Uma reclamação do artista é que algumas pessoas, inclusive da vizinhança, não aprovam sua dedicação ao desenho nas ruas.  

— Tem gente que já riscou meus desenhos só para me deixar irritado. Tem que ver o que escuto — lamenta.

Mas há muitas pessoas que elogiam.

— Eu gosto dos desenhos dele. Uma borboleta 3D que ele desenhou foi a minha preferida — comenta Janaina Feijó, vizinha que mora do outro lado da rua.
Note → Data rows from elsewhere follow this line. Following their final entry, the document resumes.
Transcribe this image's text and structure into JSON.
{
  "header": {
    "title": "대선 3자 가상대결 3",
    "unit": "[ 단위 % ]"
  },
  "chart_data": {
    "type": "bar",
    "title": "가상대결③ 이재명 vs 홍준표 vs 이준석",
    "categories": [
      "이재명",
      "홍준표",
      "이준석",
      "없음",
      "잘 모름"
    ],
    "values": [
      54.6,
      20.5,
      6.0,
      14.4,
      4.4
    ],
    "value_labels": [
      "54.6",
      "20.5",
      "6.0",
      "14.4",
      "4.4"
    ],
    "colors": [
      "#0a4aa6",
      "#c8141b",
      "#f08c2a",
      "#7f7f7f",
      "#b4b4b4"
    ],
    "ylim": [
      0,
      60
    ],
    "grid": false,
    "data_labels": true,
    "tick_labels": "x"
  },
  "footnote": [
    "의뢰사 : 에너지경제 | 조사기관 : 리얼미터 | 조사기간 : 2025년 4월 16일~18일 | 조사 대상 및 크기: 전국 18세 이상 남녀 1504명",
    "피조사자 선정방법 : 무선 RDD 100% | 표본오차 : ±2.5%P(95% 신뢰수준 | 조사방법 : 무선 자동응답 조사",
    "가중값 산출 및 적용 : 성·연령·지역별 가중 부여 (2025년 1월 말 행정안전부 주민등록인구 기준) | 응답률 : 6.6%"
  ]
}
Comentário semelhante é feito por outro vizinho, que vive ao lado de sua residência:

— Sempre vejo bastante ele fazendo os desenhos. São muito bonitos — diz Luis Fernando, que observa a mão direita do autor dando cores ao rosto de Paulo Sant’Ana, desenho que levou cerca de três horas para ficar pronto.  

Onde ver

Quem quiser conferir as obras de Abreu pode procurá-lo nas redes sociais. No Instagram, por exemplo, o artista (mateusabreu88) possui registrados desenhos dos craques Neymar, Messi, Cristiano Ronaldo, Ronaldinho Gaúcho e do estádio Beira-Rio. Entre as personalidades retratadas estão o ator Milton Gonçalves, que faleceu recentemente, os músicos Bob Marley e Raul Seixas, a jornalista Fátima Bernardes, o colunista de ZH Fabrício Carpinejar, o tradicionalista Paixão Côrtes, entre outros. Também há paisagens e animais, como cavalos, tigres, leões, cobras e borboletas.